Accanto alla bugola di ieri, e i colori e le forme sono simili perchè la famiglia è la stessa (Lamiaceae), ecco l’ellera terrestre, di colore lilla più chiaro, corolle macchiettate e portamento strisciante. Conosciuta anche come Nepeta hederacea, fa parte quindi di quelle nepete che Plinio presentava come antidoto specifico contro le punture di scorpioni (“nepa” in latino). Plinio racconta tante cose interessanti, e anche sensate e credibili; ma talvolta viene il dubbio che potrebbe anche essersele inventatate di sana pianta, per divertirsi a creare leggende. Secondo altre voci, il nome Nepeta deriva dalla città di etrusca di Nepet (l’attuale Nepi) dove cresceva e cresce tuttora in abbondanza la specie principale del gruppo, la Nepeta cataria, o erba gatta.
L’ellera terrestre oggi ha cambiato nome, sempre nepeta rimane come aspetto, ma si chiama Glechoma, che significa menta. Perchè tutte mente e mentucce sono in fondo, nepete, nepetelle, puleggio, queste erbette da radura erbosa, dalle foglie commestibili e salutari. L’ellera, che in molti dialetti liguri si chiama erba della tosse, può essere utilizzata per la cura del catarro, anche se controndicata nella tosse secca. Nel 1500 era considerata un importante rimedio per le malattie mentali e a tale scopo panni imbevuti del suo succo venivano applicati sulla fronte dei pazienti che dovevano contemporaneamente respirare i soffumigi delle foglie. Il rimedio era più efficace se si aggiungevano alle foglie di ellera, quelle del cinquefoglie (visibili nella fotografia proprio alla base dell’ellera, vedi anche 27 marzo 2009), le radici di betonica (4 agosto 2008) e gli steli dell’equiseto (6 settembre 2008), insomma tutta la magia dei campi.

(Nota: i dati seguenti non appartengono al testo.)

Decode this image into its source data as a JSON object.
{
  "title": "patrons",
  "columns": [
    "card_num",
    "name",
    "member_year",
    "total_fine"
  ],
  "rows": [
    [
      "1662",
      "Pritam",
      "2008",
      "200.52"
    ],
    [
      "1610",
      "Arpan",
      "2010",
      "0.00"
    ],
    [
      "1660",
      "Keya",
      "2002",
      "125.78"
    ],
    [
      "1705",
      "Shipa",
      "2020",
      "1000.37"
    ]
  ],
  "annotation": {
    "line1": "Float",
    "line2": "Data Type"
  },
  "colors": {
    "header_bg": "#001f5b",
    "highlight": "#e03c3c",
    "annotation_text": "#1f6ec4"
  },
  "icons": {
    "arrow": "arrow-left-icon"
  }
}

Ecco che cosa dicevo di lei il 15 aprile 2009:
“Viviamo accanto a centinaia di piante di cui ignoriamo l’esistenza e la gloriosa storia. Edera o ellera terrestre che dir si voglia, questa piccola labiata ha preso in prestito il nome di edera per l’invadenza e la tenacia con cui si espande. Infatti come l’edera allunga i suoi fusti sul terreno e fra le rocce ed emette radici ad intervalli. Da quando ci siamo conosciute, ho scoperto che non è poi così difficile incontrarla, ai margini dei prati e negli angoli dei muri. Le foglie sono cuoriformi, o reniformi (insomma, sempre a un organo interno assomigliano), opposte, con lungo picciolo. Se sfregate, lasciano un profumo tenero e discreto. I fiori sono viola chiarissimo, bilabiati, con il labbro inferiore macchiettato. Piccola meravigliosa erbetta strisciante, era pianta officinale assai apprezzata, considerata un rimedio efficace contro quasi tutti i mali, dalla tosse fino alla pazzia. Prima che quasi tutti, me compresa, ci dimenticassimo di lei.”